The class-action lawsuit sought a total of A$132.7 million (€81.5 million) in damages to about 30,000 people, after the alleged use of so-called perpetual pollutants (or PFAS) containing fire extinguishing foam. Pollution of the environment around military sites, which has reduced the value of nearby properties.
The abbreviation PFAS (pronounced “pifasse”) stands for per- and polyfluoroalkyl materials, a family of synthetic organofluorine compounds (more than 4,700 molecules), developed since the 1940s. It has non-stick and water-repellent properties, and is widely found in everyday life: Teflon stoves, food packaging, textiles, automobiles, etc.
Researchers have identified potential links between PFAS and serious health problems, including metabolic changes, fertility consequences and increased cancer risks, according to the US National Institute of Environmental Health Sciences (NIEHS).
These chemicals have been used extensively in Australia since the 1970s, but have since been phased out, according to its government.
“People in a whole range of communities have suffered from the use” of these substances, Prime Minister Anthony Albanese told reporters in Adelaide (south).

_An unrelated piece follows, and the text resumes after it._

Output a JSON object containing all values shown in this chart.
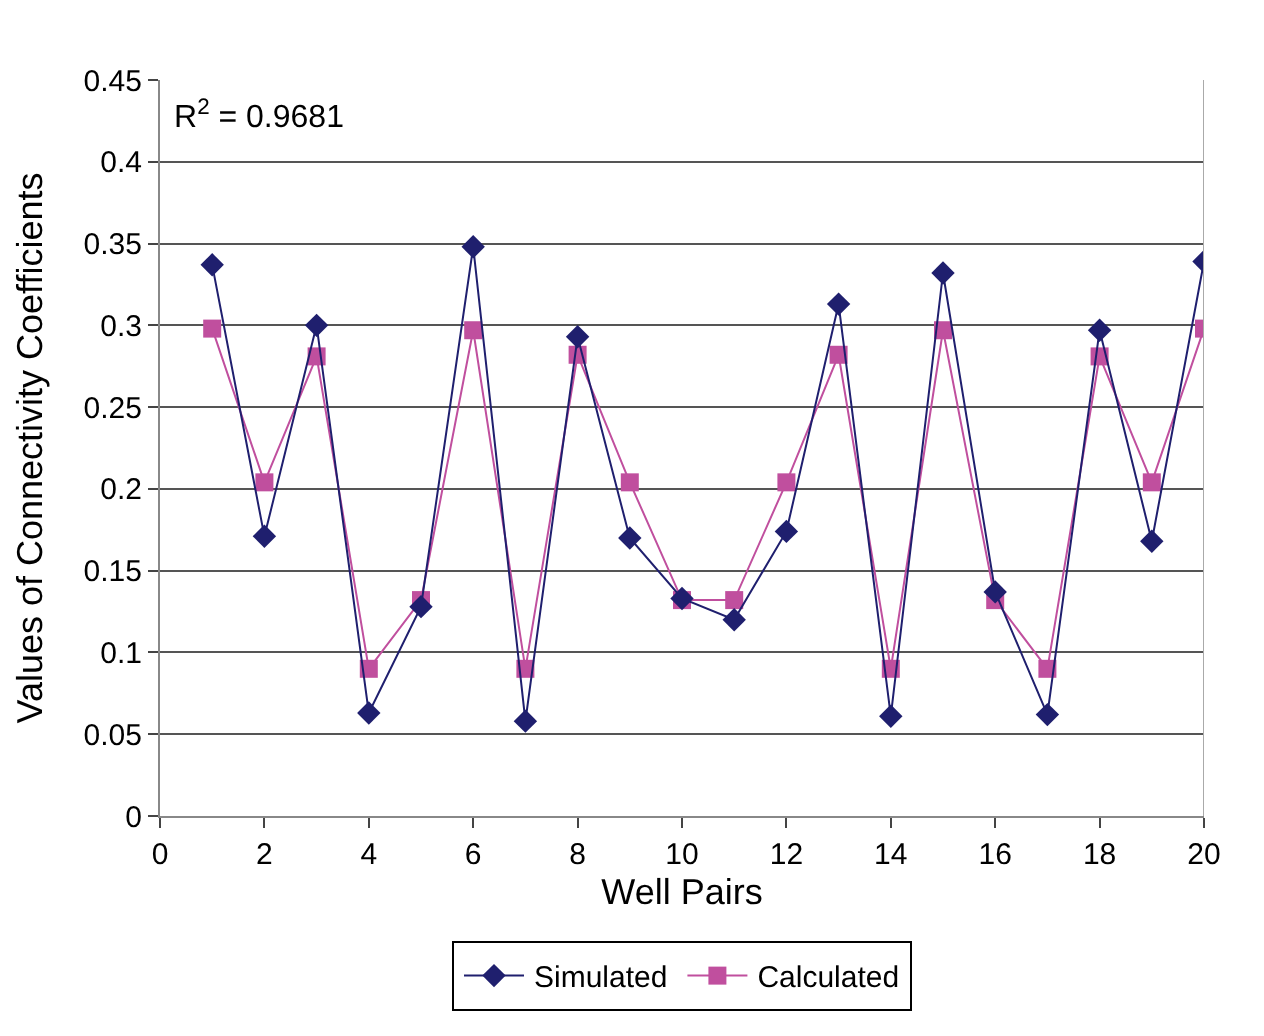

“My biggest concern with PFAS is, of course, not financial, it’s the health consequences for people affected” by these compounds.
The Legal Confidentiality Agreement does not contain any acknowledgment of liability on the part of Canberra.
It still has to be approved by an Australian Federal Court judge. The attorneys who filed the class action felt this was a good outcome.
“The settlement funds, if approved, will partially offset the losses suffered by the seven communities in this class action lawsuit,” said Craig Alsop of Shine Lawyers.
“However, many people still (are still) on polluted land.”
In 2020, a similar lawsuit involving other military sites in the country was settled.